Alcuni Paesi in via di sviluppo stanno ora cominciando a raggiungere un livello di autosufficienza, perlomeno in alcuni prodotti basilari, spesso grazie ai loro sforzi sostenuti dai Paesi più prosperi.
Questo è un segno incoraggiante: ma ci sono molti altri Paesi con risorse piuttosto modeste e con serie carenze di cibo che hanno bisogno di aiuti urgenti e su larga scala al fine di vincere questa loro povertà.

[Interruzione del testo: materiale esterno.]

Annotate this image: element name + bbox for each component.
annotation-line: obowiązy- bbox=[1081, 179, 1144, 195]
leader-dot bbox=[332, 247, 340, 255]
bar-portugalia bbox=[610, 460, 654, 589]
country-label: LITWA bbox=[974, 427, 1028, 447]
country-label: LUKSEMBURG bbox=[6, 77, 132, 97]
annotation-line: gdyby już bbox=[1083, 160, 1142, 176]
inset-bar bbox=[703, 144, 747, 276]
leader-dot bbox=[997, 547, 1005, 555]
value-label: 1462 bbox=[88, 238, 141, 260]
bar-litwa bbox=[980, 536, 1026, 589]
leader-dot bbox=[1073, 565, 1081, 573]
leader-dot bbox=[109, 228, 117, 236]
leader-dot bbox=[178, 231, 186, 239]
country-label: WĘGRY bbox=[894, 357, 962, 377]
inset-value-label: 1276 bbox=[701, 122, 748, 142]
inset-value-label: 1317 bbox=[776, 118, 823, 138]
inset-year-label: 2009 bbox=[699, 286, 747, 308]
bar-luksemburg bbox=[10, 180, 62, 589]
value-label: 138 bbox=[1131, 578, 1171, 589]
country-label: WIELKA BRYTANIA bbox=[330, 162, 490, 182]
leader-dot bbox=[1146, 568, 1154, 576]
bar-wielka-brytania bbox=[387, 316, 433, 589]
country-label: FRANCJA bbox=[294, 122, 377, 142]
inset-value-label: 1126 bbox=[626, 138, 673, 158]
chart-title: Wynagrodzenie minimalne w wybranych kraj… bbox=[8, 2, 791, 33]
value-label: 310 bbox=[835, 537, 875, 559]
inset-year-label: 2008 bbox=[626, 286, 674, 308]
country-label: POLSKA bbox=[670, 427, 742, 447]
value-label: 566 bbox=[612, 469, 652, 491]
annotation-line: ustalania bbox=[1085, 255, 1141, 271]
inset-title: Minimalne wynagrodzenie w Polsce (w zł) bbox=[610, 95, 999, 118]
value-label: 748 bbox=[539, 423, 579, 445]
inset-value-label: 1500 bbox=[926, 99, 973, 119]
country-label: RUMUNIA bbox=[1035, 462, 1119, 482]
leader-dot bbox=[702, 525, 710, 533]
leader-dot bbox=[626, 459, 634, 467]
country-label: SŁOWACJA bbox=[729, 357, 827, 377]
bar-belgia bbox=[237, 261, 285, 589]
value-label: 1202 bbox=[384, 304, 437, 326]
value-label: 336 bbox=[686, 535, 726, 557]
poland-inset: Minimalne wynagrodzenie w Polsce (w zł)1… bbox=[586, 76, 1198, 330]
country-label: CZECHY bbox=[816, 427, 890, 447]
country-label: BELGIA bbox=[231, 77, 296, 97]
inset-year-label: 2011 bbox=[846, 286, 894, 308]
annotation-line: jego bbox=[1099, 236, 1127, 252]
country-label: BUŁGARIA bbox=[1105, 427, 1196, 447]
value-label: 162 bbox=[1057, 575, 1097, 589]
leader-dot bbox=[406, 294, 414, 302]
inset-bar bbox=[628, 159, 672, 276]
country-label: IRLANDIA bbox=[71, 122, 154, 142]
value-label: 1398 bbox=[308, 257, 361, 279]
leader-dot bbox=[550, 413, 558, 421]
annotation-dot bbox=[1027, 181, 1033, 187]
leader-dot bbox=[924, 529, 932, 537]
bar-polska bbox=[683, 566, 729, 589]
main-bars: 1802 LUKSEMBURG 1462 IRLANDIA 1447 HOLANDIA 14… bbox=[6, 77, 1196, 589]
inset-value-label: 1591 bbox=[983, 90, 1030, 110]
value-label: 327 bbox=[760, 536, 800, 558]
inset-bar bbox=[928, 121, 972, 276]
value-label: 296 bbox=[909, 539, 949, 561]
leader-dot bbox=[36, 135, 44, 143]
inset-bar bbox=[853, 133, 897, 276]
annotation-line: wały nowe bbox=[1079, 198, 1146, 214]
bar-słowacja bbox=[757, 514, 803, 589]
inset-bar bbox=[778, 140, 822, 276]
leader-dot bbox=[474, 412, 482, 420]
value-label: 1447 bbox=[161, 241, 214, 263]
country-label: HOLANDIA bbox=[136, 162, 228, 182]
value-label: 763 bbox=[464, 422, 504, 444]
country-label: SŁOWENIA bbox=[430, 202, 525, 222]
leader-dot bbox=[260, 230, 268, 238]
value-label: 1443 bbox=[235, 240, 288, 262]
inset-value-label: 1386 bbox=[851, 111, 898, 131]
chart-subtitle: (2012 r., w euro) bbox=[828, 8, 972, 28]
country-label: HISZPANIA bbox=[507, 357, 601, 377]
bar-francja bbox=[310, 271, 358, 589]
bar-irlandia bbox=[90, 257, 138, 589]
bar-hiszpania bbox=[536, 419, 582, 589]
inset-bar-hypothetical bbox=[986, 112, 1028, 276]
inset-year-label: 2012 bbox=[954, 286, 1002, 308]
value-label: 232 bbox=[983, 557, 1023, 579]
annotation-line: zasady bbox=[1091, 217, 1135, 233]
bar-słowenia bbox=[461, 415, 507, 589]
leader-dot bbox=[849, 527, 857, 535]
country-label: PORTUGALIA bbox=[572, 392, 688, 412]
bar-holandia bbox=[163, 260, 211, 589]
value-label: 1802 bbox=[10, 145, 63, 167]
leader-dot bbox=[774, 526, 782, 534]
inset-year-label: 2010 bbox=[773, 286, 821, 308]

La sempre più ovvia interdipendenza tra i vari Paesi del mondo chiede che le differenze di interessi economici e politici siano superate, che si dia maggiore espressione alla solidarietà che lega tutti i popoli in un'unica famiglia.
Ma la richiesta di giustizia nella solidarietà internazionale non può essere soddisfatta solo distribuendo il "superfluo" anche se in misura e in tempi adeguati.

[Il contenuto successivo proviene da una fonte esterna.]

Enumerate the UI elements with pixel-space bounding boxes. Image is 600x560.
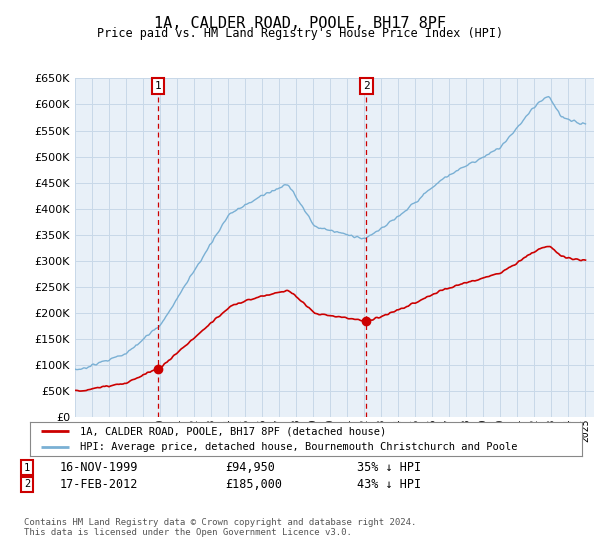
Text: 2: 2 <box>363 81 370 91</box>
Text: 16-NOV-1999: 16-NOV-1999 <box>60 461 139 474</box>
Text: £185,000: £185,000 <box>225 478 282 491</box>
Text: 35% ↓ HPI: 35% ↓ HPI <box>357 461 421 474</box>
Text: 1: 1 <box>24 463 30 473</box>
Text: HPI: Average price, detached house, Bournemouth Christchurch and Poole: HPI: Average price, detached house, Bour… <box>80 442 517 452</box>
Text: 1: 1 <box>155 81 161 91</box>
Text: Price paid vs. HM Land Registry's House Price Index (HPI): Price paid vs. HM Land Registry's House … <box>97 27 503 40</box>
Text: 2: 2 <box>24 479 30 489</box>
Text: 1A, CALDER ROAD, POOLE, BH17 8PF (detached house): 1A, CALDER ROAD, POOLE, BH17 8PF (detach… <box>80 426 386 436</box>
Text: £94,950: £94,950 <box>225 461 275 474</box>
Text: 1A, CALDER ROAD, POOLE, BH17 8PF: 1A, CALDER ROAD, POOLE, BH17 8PF <box>154 16 446 31</box>
Text: Contains HM Land Registry data © Crown copyright and database right 2024.
This d: Contains HM Land Registry data © Crown c… <box>24 518 416 538</box>
Text: 17-FEB-2012: 17-FEB-2012 <box>60 478 139 491</box>
Text: 43% ↓ HPI: 43% ↓ HPI <box>357 478 421 491</box>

Perché la richiesta di solidarietà chiama una sempre maggiore e una sempre più efficace volontà di mettere a disposizione di tutti i popoli, specialmente quelli che sono maggiormente bisognosi di aiuto per il loro sviluppo, "le diverse ricchezze della natura del sottosuolo, del mare, della terra, dello spazio" ( Giovanni Paolo II, Laborem Exercens, 12 ).
La destinazione primaria delle risorse della terra per il bene comune richiede che si provveda alle necessità vitali di tutti gli esseri umani prima che individui o gruppi si approprino per se delle ricchezze della natura o dei prodotti dell'ingegno umano.

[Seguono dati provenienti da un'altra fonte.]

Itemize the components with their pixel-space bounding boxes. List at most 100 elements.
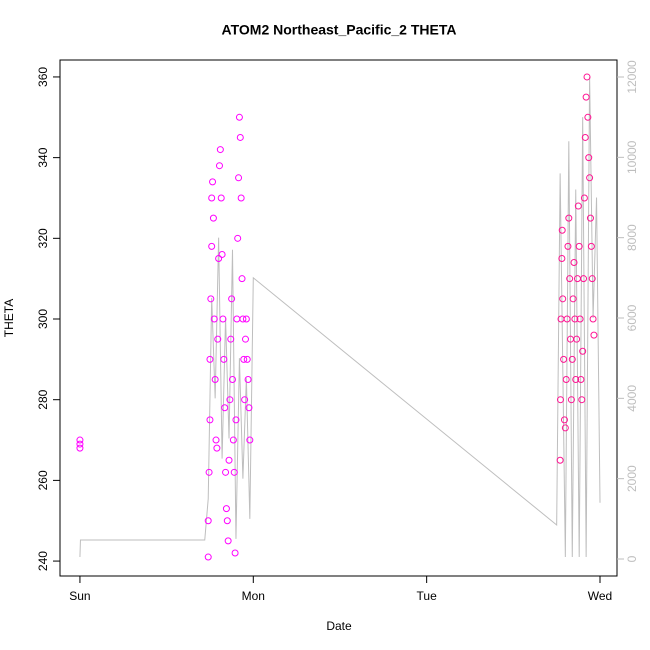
data-point: [237, 194, 245, 202]
data-point: [238, 275, 246, 283]
x-tick-label: Sun: [69, 589, 90, 603]
y-tick-label: 260: [36, 470, 50, 490]
data-point: [240, 355, 248, 363]
data-point: [243, 355, 251, 363]
data-point: [204, 553, 212, 561]
data-point: [236, 133, 244, 141]
data-point: [213, 444, 221, 452]
data-point: [219, 315, 227, 323]
y-tick-label: 360: [36, 67, 50, 87]
data-point: [208, 194, 216, 202]
y-tick-label: 280: [36, 389, 50, 409]
data-point: [244, 376, 252, 384]
data-point: [556, 396, 564, 404]
y2-tick-label: 0: [625, 555, 639, 562]
data-point: [228, 295, 236, 303]
data-point: [211, 376, 219, 384]
data-point: [205, 468, 213, 476]
data-point: [586, 174, 594, 182]
data-point: [590, 331, 598, 339]
data-point: [210, 315, 218, 323]
data-point: [207, 295, 215, 303]
data-point: [241, 396, 249, 404]
data-point: [242, 315, 250, 323]
data-point: [76, 436, 84, 444]
data-point: [575, 242, 583, 250]
data-point: [560, 355, 568, 363]
data-point: [558, 254, 566, 262]
data-point: [232, 416, 240, 424]
data-point: [209, 178, 217, 186]
data-point: [562, 376, 570, 384]
altitude-line: [79, 76, 601, 558]
data-point: [222, 468, 230, 476]
data-point: [576, 315, 584, 323]
data-point: [212, 436, 220, 444]
data-point: [76, 440, 84, 448]
data-point: [579, 347, 587, 355]
data-point: [568, 355, 576, 363]
data-point: [221, 404, 229, 412]
data-point: [208, 242, 216, 250]
data-point: [231, 549, 239, 557]
data-point: [567, 396, 575, 404]
y2-tick-label: 4000: [625, 385, 639, 412]
data-point: [241, 335, 249, 343]
data-point: [216, 146, 224, 154]
data-point: [587, 242, 595, 250]
data-point: [574, 202, 582, 210]
data-point: [581, 133, 589, 141]
data-point: [204, 517, 212, 525]
data-point: [215, 254, 223, 262]
data-point: [564, 242, 572, 250]
data-point: [558, 226, 566, 234]
data-point: [577, 376, 585, 384]
data-point: [572, 376, 580, 384]
data-point: [588, 275, 596, 283]
data-point: [228, 376, 236, 384]
data-point: [222, 505, 230, 513]
plot-area: [76, 73, 601, 561]
y-tick-label: 240: [36, 551, 50, 571]
data-point: [223, 517, 231, 525]
y-tick-label: 300: [36, 309, 50, 329]
data-point: [227, 335, 235, 343]
data-point: [586, 214, 594, 222]
y-tick-label: 320: [36, 228, 50, 248]
data-point: [559, 295, 567, 303]
data-point: [246, 436, 254, 444]
data-point: [583, 73, 591, 81]
data-point: [209, 214, 217, 222]
data-point: [206, 355, 214, 363]
data-point: [76, 444, 84, 452]
data-point: [569, 295, 577, 303]
y2-tick-label: 6000: [625, 304, 639, 331]
data-point: [571, 315, 579, 323]
data-point: [582, 93, 590, 101]
data-point: [217, 194, 225, 202]
y2-tick-label: 8000: [625, 224, 639, 251]
data-point: [563, 315, 571, 323]
data-point: [220, 355, 228, 363]
data-point: [580, 194, 588, 202]
data-point: [561, 424, 569, 432]
x-axis-label: Date: [326, 619, 352, 633]
data-point: [234, 234, 242, 242]
data-point: [218, 250, 226, 258]
y-tick-label: 340: [36, 147, 50, 167]
data-point: [566, 275, 574, 283]
data-point: [570, 259, 578, 267]
data-point: [226, 396, 234, 404]
data-point: [573, 335, 581, 343]
y2-tick-label: 10000: [625, 140, 639, 174]
data-point: [580, 275, 588, 283]
y2-tick-label: 12000: [625, 60, 639, 94]
data-point: [584, 113, 592, 121]
data-point: [225, 456, 233, 464]
data-point: [206, 416, 214, 424]
data-point: [235, 174, 243, 182]
data-point: [560, 416, 568, 424]
x-tick-label: Tue: [417, 589, 438, 603]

Di qui la necessità di effettuare una effettiva cooperazione tra Paesi altamente progrediti e Paesi che hanno bisogno che le loro capacità e le loro limitate risorse siano integrate dall'esterno.
Bisogna perciò cercare forme di aiuto che evitino il continuo ricorso ad investimenti ottenuti mediante gravosi prestiti da fonti private o da fonti non sufficientemente disinteressate come i metodi multilaterali delle Organizzazioni intergovernative.
5. Desidero prima di tutto lanciare il più fervido appello alla coscienza morale dei popoli per la concreta affermazione di criteri oggettivi di giustizia che devono regolare le relazioni tra i soggetti della comunità civile, sia che si tratti di individui, di gruppi, di imprese o di Paesi sovrani.
In questo senso si deve dare riconoscimento agli obblighi che legano, in primo luogo da un punto di vista morale, i Paesi più avanzati come quelli del cosiddetto "Nord" ai Paesi in via di sviluppo del cosiddetto "Sud".
Giustizia vuole che ogni Nazione debba assumersi la sua parte di responsabilità per lo sviluppo delle Nazioni bisognose in una reale solidarietà internazionale, consci che ogni popolo ha uguale dignità, e che, insieme, tutte le Nazioni costituiscono una comunità mondiale.
Si debbono prendere vigorose decisioni a riguardo della parte che le Nazioni economicamente ricche devono avere nella costituzione di strutture che abbiano come scopo quello di creare relazioni nuove e giuste in tutte le aree di sviluppo.
Tutte le Nazioni hanno diritto alla solidarietà di tutti gli altri, ma le Nazioni che vedono minacciata l'esistenza stessa e la dignità del loro popolo ne hanno particolare diritto.
Il dare risposta a tale diritto non è un lusso.
È un dovere.
Nell'offrire questi pensieri alla vostra riflessione, desidero darvi assicurazione ancora una volta della mia stima per le vostre persone e del mio incondizionato appoggio al vostro lavoro.
In quanto il mio intero ministero è di rappresentare Cristo sulla terra – il Cristo storico misericordioso: sollecito verso i bisognosi e che dava da mangiare agli affamati – non posso che esprimere la mia profonda ammirazione al contributo che state rendendo, mediante sforzi ben concertati, alla causa della umanità.
Che Dio Onnipotente vi sostenga nella vostra missione.
A proposito dell'ordine del giorno che riguarda l'impiego di energia in agricoltura e per lo sviluppo rurale, ho il piacere di offrire al Presidente di questa Conferenza e al Direttore generale della FAO una copia degli atti della Conferenza di studio promossa dalla Pontificia Accademia delle Scienze nel novembre 1980 sul tema "Umanità e Energia".